The second step, which more than often proves to be the hardest, is creating an environment that helps students become comfortable with discussing substance abuse. In many respects, Penn has taken that step through the Vice Provost for University Life.

For example, First Step is a harm-reduction program through the Office of Alcohol and Other Drug Program Initiatives on campus. They even provide brief alcohol and drug intervention services for students who are experiencing negative results due to alcohol and other substance abuse. Most notably, “the program understands that students use and abuse alcohol and other drugs as a way to cope with stress, unwanted or uncomfortable feeling, social tensions, and low self-esteem.” By offering students a safe space to begin exploring why students fall into addiction, First Step is able to examine how to get them out.

Furthermore, Penn has also set up a mentorship program through an organization known as Drug and Alcohol Peer Advisors. Functioning as Penn’s student peer education group around issues relating to alcohol and other drugs, its members reflect the student body as it is composed of student leaders, athletes, members of Greek life and those in-between in order to talk about high risk behaviors that impact them as students and as people. Like First Step, DAPA promotes understanding and rehabilitation.

Despite having simplistic access to these resources, what I have found is that most students who deal with addiction are unaware of the resources around them and fail to see what they are going through as a problem that hinders their mental wellness. For some reason, when we discuss mental health at Penn, the only administrative resource we mention is Counseling and Psychological Services — and I think it’s time that we ask ourselves why that is.

Substance abuse works as a knife stabbing our efforts towards mental wellness on campus in the back. What saddens me is that we haven’t even acknowledged it exists, pulled the knife out or — better yet — bothered treating the wound. In part, I believe that there is not just a need for students to recognize substance abuse as a problem, but also for student powerhouses to effectively collaborate in and outside of the administration to tackle the issue in a rehabilitatory way.
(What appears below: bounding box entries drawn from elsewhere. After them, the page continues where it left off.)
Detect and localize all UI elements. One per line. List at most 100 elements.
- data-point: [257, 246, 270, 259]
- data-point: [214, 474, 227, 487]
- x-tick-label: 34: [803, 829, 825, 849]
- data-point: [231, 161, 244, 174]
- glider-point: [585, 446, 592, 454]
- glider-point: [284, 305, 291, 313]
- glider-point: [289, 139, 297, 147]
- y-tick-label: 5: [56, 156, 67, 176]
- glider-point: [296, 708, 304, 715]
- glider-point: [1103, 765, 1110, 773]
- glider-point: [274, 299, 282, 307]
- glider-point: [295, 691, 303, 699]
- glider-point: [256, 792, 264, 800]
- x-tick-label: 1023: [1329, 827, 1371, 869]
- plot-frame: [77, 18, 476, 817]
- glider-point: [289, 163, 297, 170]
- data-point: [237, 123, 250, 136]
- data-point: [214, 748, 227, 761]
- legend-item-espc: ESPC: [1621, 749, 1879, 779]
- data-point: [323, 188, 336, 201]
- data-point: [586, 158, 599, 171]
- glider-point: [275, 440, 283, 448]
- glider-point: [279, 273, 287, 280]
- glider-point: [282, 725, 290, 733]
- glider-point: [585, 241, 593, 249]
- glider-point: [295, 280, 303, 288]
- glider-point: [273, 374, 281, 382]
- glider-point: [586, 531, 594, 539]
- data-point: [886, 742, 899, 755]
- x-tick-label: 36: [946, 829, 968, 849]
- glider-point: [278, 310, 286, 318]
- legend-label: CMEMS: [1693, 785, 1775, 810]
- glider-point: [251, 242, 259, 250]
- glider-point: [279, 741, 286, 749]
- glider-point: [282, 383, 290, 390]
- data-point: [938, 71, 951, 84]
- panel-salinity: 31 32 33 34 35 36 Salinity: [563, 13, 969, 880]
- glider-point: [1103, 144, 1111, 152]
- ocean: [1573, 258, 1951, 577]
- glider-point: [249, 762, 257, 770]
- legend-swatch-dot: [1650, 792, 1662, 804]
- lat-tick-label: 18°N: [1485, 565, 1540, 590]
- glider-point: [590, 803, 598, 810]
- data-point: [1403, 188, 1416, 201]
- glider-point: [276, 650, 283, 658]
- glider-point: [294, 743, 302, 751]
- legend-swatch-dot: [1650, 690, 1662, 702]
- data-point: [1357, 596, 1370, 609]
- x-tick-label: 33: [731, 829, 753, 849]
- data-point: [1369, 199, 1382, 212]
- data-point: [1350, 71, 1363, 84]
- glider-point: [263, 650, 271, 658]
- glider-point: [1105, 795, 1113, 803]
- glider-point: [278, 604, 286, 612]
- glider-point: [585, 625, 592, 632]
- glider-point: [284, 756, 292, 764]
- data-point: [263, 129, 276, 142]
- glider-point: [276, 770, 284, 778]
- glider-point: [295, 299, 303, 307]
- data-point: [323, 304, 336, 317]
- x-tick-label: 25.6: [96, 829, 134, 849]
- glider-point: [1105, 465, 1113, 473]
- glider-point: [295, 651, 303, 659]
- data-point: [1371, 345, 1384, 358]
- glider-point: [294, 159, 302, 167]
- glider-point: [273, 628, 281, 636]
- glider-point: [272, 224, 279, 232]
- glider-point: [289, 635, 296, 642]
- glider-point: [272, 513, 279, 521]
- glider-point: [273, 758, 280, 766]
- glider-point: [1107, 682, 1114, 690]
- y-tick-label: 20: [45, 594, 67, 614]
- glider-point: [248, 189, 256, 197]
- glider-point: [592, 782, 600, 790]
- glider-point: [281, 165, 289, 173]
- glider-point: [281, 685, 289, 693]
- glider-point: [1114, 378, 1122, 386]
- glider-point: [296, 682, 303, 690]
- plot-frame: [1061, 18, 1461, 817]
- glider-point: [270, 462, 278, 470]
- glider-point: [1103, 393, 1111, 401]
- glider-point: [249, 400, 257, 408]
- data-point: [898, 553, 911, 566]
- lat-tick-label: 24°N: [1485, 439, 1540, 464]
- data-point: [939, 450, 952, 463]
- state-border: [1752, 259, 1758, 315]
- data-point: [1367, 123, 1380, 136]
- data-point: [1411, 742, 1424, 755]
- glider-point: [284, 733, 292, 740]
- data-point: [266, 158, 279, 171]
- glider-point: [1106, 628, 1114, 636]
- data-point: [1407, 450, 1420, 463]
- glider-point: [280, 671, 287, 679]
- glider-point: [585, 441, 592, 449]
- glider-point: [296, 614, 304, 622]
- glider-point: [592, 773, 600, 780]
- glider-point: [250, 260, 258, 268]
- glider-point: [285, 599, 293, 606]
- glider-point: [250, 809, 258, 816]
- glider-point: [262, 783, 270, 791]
As a member of student government, I’ll take the blame for that.

Most students will admit that mental health and substance abuse go hand-in-hand. Therefore, if we are to serve as a resource to each other — faculty, staff administration and every person who intersects with our campus — our discussion of addiction must be rehabilitative rather than punishing.

We are all at Penn to promote academic achievement and personal growth through a healthy learning environment — to enhance academic productivity and personal wellbeing by encouraging healthy behaviors and lifestyle choices. Thus, to help each other reach academic and personal goals, we must spark hard conversations rather than hide them. If we are truly concerned about mental wellness on campus, we must combat every form of campus life that hinders it through collaboration, administrative transparency and an understanding that gleams of restoration.